Karena itu, konten dalam Ade Rai tsb dijelaskan bahwa level 1 dalam meditasi sebenarnya terletak pada Etika Sosial. Etika Sosial dalam hal ini bukan logika atau pikiran realistis. Tapi tentang ‘memahami yang lain’.
Sudahkah kita memahami satu sama lain?
Memahami Mood Swing pada Diri Sendiri
Beberapa hari yang lalu, aku mengambil kelas pengasuhan remaja yang dikelola oleh Rangkul Banjarmasin. Pada kelas itu, aku memahami bahwa mood swingku pertama kali muncul saat remaja. Kala itu, umurku 13 tahun. Aku tak paham kenapa setelah selesai berbicara dengan mama aku menangis tak jelas. Rasanya sakit sekali saat itu. Aku sering mengunci diri di kamar. Kadang merenung. Kadang menangis sendiri. Semua itu sering aku alami saat PMS. Tapi dulu, aku tidak tau kalau periode itu namanya adalah PMS. Aku hanya tau kalau perempuan itu lebih sensitif pada kata-kata yang kasar. Dan biasanya, beberapa hari setelah gangguan sensitif akan tiba saatnya menstruasi.
Belakangan, aku sering refleksi pada diri sendiri. Tentang hal apa yang paling sensitif bagi diriku. Aku sadar setiap kali PMS melanda, kenangan yang berputar dipikiran tanpa di ‘play’ itu adalah kenangan tentang perasaan disalahkan, perasaan tidak dianggap becus dll. Sejak remaja pun kenangan demikian sering berputar sendiri tanpa di ‘play’. Perasaan dibedakan. Perasaan dianggap sebelah mata.
Karena itu aku mencoba menyembuhkan rasa-rasa demikian dengan membersihkan rumah. Kadang, saat melihat rumah yang kotor dan kemudian bersih.. Aku merasa seakan sedang menyikat hati kotorku sendiri.
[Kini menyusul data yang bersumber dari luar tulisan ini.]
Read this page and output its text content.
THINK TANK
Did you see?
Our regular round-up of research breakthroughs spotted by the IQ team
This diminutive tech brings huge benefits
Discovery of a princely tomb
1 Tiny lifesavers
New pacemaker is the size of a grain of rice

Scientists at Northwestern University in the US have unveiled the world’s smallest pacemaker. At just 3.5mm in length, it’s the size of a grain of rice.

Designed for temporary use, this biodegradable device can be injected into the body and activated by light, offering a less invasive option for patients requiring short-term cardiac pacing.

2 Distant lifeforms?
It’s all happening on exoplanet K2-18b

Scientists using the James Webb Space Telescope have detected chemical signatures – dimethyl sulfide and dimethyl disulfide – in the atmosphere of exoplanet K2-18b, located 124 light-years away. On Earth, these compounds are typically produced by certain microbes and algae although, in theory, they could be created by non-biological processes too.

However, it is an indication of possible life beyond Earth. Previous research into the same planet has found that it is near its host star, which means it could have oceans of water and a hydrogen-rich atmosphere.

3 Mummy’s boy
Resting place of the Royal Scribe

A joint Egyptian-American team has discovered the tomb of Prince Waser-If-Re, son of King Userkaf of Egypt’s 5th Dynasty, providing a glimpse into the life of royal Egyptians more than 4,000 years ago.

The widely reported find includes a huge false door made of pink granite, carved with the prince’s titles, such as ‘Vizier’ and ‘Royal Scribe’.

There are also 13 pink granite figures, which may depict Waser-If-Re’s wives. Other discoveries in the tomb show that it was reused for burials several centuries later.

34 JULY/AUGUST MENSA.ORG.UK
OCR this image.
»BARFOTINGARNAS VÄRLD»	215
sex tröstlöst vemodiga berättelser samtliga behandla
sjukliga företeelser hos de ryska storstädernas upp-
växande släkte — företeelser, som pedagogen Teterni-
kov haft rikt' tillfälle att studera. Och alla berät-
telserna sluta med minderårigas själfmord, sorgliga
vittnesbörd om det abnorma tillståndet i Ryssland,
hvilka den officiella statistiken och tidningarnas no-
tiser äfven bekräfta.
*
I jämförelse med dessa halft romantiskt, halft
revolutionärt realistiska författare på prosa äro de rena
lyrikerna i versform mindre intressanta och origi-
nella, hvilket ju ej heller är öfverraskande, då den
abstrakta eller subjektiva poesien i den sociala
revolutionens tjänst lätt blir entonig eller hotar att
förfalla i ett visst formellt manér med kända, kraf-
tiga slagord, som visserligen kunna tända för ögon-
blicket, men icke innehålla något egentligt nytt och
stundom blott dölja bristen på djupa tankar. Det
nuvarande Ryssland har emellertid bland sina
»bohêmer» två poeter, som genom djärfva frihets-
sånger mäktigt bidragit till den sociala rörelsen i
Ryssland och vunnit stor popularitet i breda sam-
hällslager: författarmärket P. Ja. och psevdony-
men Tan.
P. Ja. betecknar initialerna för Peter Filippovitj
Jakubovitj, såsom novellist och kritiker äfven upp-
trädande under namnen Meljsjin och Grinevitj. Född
Itulah kenapa saat kenangan itu datang, aku tak bisa berlama-lama curhat pada Allah. Alih-alih berkomunikasi dengan hati, aku lebih plong saat melakukan yang terbaik yang bisa aku lakukan di pagi hari. Aku tau itu salah. Tapi itu yang paling membantu saat PMS melanda. Sama halnya dengan melakukan pilihan antara meditasi atau workout… Aku merasa lebih nyaman melakukan workout. Karena prosesnya terlihat nyata. Bukan tak terlihat.
Kurasa peerku masih jauh sekali. Aku masih sering berfokus pada hasil nyata untuk membuatku bahagia. Aku masih sering terbayang kata-kata buruk dari orang lain. Aku masih menjadikan kata-kata itu sebagai bahan bakar untuk memotivasi diriku sendiri.
Antara Hati dan Pikiran. Antara Logika dan Emosi.
Aku masih tak bisa untuk menjadi pengendali yang benar. Terlebih saat PMS. Karena kenangan itu berputar tanpa di play. Tak ada yang memintanya untuk Play sendiri. Tak ada yang meminta air mata untuk menangis sendiri. Tak ada yang meminta kemarahan untuk keluar di ending tangisan. Tapi itu nyata sering terjadi saat PMS melanda. Itu adalah siklus yang mungkin harus aku terima keberadaannya. Siklus menyebalkan sebagai seorang perempuan.
Menyebalkan tapi itulah yang harus diterima. Diterima bahkan oleh diriku sendiri.
Yang aku yakini lagi, mungkin ada alasan besar kenapa Allah menciptakan perempuan sedemikian. Lengkap dengan periode PMSnya. Secara biologis, mungkin fase PMS adalah bahan bakar agar proses menstruasi berjalan dengan baik. Secara psikologis, mungkin fase PMS adalah bahan bakar untuk refleksi diri. Refleksi pada kenangan menyakitkan. Refleksi untuk mencari jalan tengah pada sekian konflik yang mungkin tertunda ending baiknya.